The former conviction was underlined this week when Budejovicky Budvar announced that it had won the latest round in the global legal battle and had been awarded the right to sell its beer under its original brand names in Cambodia as a result of ruling by that nation's Supreme Court. A lower Cambodian court ruled in favor of Anheuser-Busch in 2000, ordering the cancelation of registered Budvar trademarks in the country, but an appeals court judgement favor of Budvar two years later was upheld by the Supreme Court.
The issue of maintaining quality arose when the writers, who were traveling with Colorado's Distinguished Brands International and several American distributors, questioned Budvar brewmaster Josef Tolar during a brewery tour on April 7 and asked him about draft Budvar in the United States. Using the brand name Czechvar to circumvent the Anheuser-Busch imbroglio, Budvar has been exporting its lager here since 2001, but only in bottles. Last year, when the brewery changed from its original importer to DBI, company president Jeff Coleman announced that a four-city select market trial of draft Czechvar would begin this past January, but that did not happen.
Tolar, a 40-year veteran who is only the ninth brewer in Budvar's 100-year history, said that "progress is being made" toward that end. "I hope in a short time we will be able to do it," he added, stressing that his beer is exactly the same all over the world. "All Budvar is made in this one brewery and the exported beer is the same beer as is served here in the Czech Republic. It is made with the same high quality ingredients and water from our own artesian wells. Our beer is very important to us."

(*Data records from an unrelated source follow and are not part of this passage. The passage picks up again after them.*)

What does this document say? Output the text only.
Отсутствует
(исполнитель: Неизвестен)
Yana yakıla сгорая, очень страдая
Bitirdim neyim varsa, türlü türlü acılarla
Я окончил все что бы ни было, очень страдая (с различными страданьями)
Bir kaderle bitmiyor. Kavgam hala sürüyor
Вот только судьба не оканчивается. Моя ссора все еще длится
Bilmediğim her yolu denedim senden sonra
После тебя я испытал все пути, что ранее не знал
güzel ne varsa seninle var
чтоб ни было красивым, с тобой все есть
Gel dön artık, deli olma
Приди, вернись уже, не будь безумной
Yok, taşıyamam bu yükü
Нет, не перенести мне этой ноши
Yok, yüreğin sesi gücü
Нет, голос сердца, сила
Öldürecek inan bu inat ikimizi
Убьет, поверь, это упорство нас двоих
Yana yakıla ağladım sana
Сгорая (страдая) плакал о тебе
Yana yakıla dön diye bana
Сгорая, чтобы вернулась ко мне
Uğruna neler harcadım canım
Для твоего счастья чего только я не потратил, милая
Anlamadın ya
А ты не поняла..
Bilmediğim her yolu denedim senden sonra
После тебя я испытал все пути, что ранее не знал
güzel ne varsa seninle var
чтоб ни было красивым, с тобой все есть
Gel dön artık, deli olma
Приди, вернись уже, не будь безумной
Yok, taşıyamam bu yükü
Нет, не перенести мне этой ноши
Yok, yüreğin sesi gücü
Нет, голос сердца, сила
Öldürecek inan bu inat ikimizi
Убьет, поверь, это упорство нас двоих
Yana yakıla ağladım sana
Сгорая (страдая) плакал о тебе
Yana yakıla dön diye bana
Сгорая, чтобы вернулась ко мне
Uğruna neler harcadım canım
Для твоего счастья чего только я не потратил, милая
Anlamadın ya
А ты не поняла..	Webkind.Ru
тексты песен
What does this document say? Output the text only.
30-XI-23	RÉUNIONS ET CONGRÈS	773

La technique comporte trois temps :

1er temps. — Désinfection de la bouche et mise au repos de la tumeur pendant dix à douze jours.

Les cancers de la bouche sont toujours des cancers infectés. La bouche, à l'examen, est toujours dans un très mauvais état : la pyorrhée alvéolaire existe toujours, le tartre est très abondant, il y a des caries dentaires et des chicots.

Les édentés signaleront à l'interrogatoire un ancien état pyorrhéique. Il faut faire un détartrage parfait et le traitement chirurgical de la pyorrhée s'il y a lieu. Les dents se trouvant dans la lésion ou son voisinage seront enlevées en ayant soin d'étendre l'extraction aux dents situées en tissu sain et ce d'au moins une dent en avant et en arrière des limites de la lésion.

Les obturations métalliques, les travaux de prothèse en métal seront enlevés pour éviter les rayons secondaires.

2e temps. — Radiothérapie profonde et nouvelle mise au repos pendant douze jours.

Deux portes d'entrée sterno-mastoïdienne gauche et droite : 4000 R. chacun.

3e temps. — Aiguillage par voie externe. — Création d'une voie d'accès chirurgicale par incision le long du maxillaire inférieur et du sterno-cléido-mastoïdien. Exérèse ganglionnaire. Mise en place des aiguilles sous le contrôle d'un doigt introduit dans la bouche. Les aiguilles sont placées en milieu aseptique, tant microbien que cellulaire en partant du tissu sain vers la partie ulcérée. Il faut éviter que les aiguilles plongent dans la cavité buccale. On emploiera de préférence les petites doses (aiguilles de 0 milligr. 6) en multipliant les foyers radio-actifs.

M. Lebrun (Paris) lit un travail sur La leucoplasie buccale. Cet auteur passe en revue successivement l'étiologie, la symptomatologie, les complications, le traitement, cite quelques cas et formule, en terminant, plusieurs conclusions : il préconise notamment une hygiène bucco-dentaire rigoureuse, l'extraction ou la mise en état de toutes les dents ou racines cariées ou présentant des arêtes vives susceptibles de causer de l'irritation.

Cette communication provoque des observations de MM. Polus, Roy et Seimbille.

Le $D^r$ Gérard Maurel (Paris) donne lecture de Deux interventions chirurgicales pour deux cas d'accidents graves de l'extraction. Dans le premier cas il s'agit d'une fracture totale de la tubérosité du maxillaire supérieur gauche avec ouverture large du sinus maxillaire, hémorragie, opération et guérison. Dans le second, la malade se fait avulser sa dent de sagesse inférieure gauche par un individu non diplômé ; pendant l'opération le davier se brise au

Tolar has insisted that interested bars and restaurants in this country be required to pre-order Czechvar each month so that it can be shipped direct and fresh from the brewery two months later, Coleman said, and that they also commit to completing a Czechvar keg every three days, thus ensuring the freshness of all beer poured. He acknowledged that such stringent requirements could be off-putting to the majority of potential accounts, but suggested that "for those accounts who truly want to serve their customers the world's finest beer, it will be more than worth their effort."